Abstract

Hepatocellular carcinoma (HCC) is the most common type of primary liver cancer. Approximately 50% of European patients are diagnosed with advanced stage disease (BCLC stage C), which in the UK is currently treated using systemic agents such as sorafenib and lenvatinib. Selective internal radiation therapies (SIRT) offer an alternative approach to treatment, delivering radiation directly to liver tumours via microspheres injected into the hepatic artery. The National Institute for Health and Clinical Excellence (NICE) sought to assess the clinical- and cost-effectiveness of three SIRT technologies: TheraSphere®, SIR-Spheres®, and QuiremSpheres® for use in the UK. The project aimed to assess the clinical and cost-effectiveness of SIRT technologies for treating patients with advanced unresectable HCC on behalf of NICE. Systematic searches were undertaken to identify relevant clinical effectiveness literature. Estimates of the relative effectiveness of the different treatments were generated using network meta-analysis (NMA). An economic model was built to evaluate the cost-effectiveness of SIRT. The outcome of the work-up procedure was captured using a decision tree which fed into a three-state partitioned survival model. The NMA showed no meaningful differences in overall survival between any of the treatments. In the base-case economic analysis, SIRT generated fewer QALYs than sorafenib or lenvatinib, but was associated with higher costs.
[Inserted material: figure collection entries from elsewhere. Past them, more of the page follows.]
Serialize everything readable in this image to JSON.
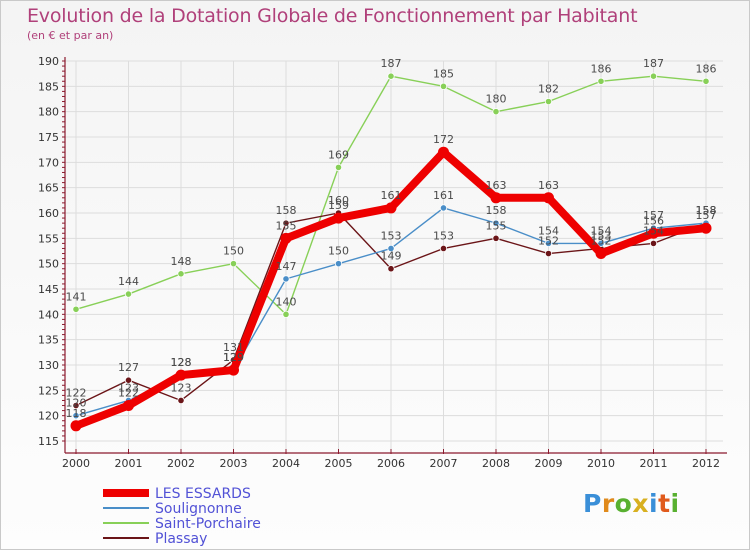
{
  "header": {
    "title": "Evolution de la Dotation Globale de Fonctionnement par Habitant",
    "subtitle": "(en € et par an)"
  },
  "colors": {
    "title": "#b0407a",
    "axis": "#8b1a2e",
    "grid": "#dddddd",
    "legend_text": "#5252d6"
  },
  "chart_data": {
    "type": "line",
    "title": "Evolution de la Dotation Globale de Fonctionnement par Habitant",
    "subtitle": "(en € et par an)",
    "xlabel": "",
    "ylabel": "",
    "x": [
      "2000",
      "2001",
      "2002",
      "2003",
      "2004",
      "2005",
      "2006",
      "2007",
      "2008",
      "2009",
      "2010",
      "2011",
      "2012"
    ],
    "ylim": [
      115,
      190
    ],
    "yticks": [
      115,
      120,
      125,
      130,
      135,
      140,
      145,
      150,
      155,
      160,
      165,
      170,
      175,
      180,
      185,
      190
    ],
    "grid": "horizontal",
    "legend_position": "bottom-left",
    "series": [
      {
        "name": "Saint-Porchaire",
        "color": "#88d058",
        "values": [
          141,
          144,
          148,
          150,
          140,
          169,
          187,
          185,
          180,
          182,
          186,
          187,
          186
        ]
      },
      {
        "name": "Plassay",
        "color": "#6b1518",
        "values": [
          122,
          127,
          123,
          131,
          158,
          160,
          149,
          153,
          155,
          152,
          153,
          154,
          158
        ]
      },
      {
        "name": "Soulignonne",
        "color": "#4a8ec8",
        "values": [
          120,
          123,
          128,
          129,
          147,
          150,
          153,
          161,
          158,
          154,
          154,
          157,
          158
        ]
      },
      {
        "name": "LES ESSARDS",
        "color": "#ee0000",
        "values": [
          118,
          122,
          128,
          129,
          155,
          159,
          161,
          172,
          163,
          163,
          152,
          156,
          157
        ]
      }
    ],
    "legend": [
      "LES ESSARDS",
      "Soulignonne",
      "Saint-Porchaire",
      "Plassay"
    ]
  },
  "logo": {
    "letters": [
      "P",
      "r",
      "o",
      "x",
      "i",
      "t",
      "i"
    ],
    "colors": [
      "#3a8fd8",
      "#e08a1c",
      "#58b030",
      "#d8b020",
      "#3a8fd8",
      "#e05a1c",
      "#58b030"
    ]
  }
}
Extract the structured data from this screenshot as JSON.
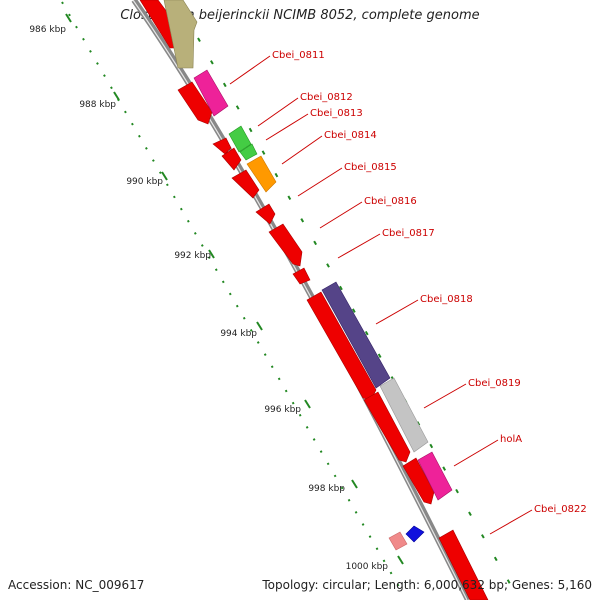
{
  "map": {
    "title": "Clostridium beijerinckii NCIMB 8052, complete genome",
    "accession": "Accession: NC_009617",
    "summary": "Topology: circular; Length: 6,000,632 bp; Genes: 5,160",
    "ruler_labels": [
      "986 kbp",
      "988 kbp",
      "990 kbp",
      "992 kbp",
      "994 kbp",
      "996 kbp",
      "998 kbp",
      "1000 kbp"
    ],
    "gene_labels": [
      "Cbei_0811",
      "Cbei_0812",
      "Cbei_0813",
      "Cbei_0814",
      "Cbei_0815",
      "Cbei_0816",
      "Cbei_0817",
      "Cbei_0818",
      "Cbei_0819",
      "holA",
      "Cbei_0822"
    ],
    "colors": {
      "cds": "#ee0000",
      "label_text": "#cc0000",
      "backbone": "#888888",
      "ruler": "#228822",
      "cog_olive": "#b8b07a",
      "cog_magenta": "#ee2299",
      "cog_green": "#44cc44",
      "cog_orange": "#ff9900",
      "cog_purple": "#554488",
      "cog_grey": "#c4c4c4",
      "cog_blue": "#1111dd",
      "cog_pink": "#f08a8a"
    }
  }
}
In the fully incremental analysis considered by the NICE Technology Appraisal Committee, including confidential discounts, lenvatinib was the most cost-effective and dominated SIRT. Sorafenib also dominated each SIRT in pairwise comparisons. Scenario analyses showed that SIRT was more likely to be cost-effective in a subgroup of patients with low tumour burden and good liver function, and when downstaging to transplant was possible. In advanced HCC, SIRT has similar effectiveness to sorafenib and is not cost-effective. Some subgroups may offer the potential for cost-effective treatment, but certainty in available evidence was insufficient for decision making.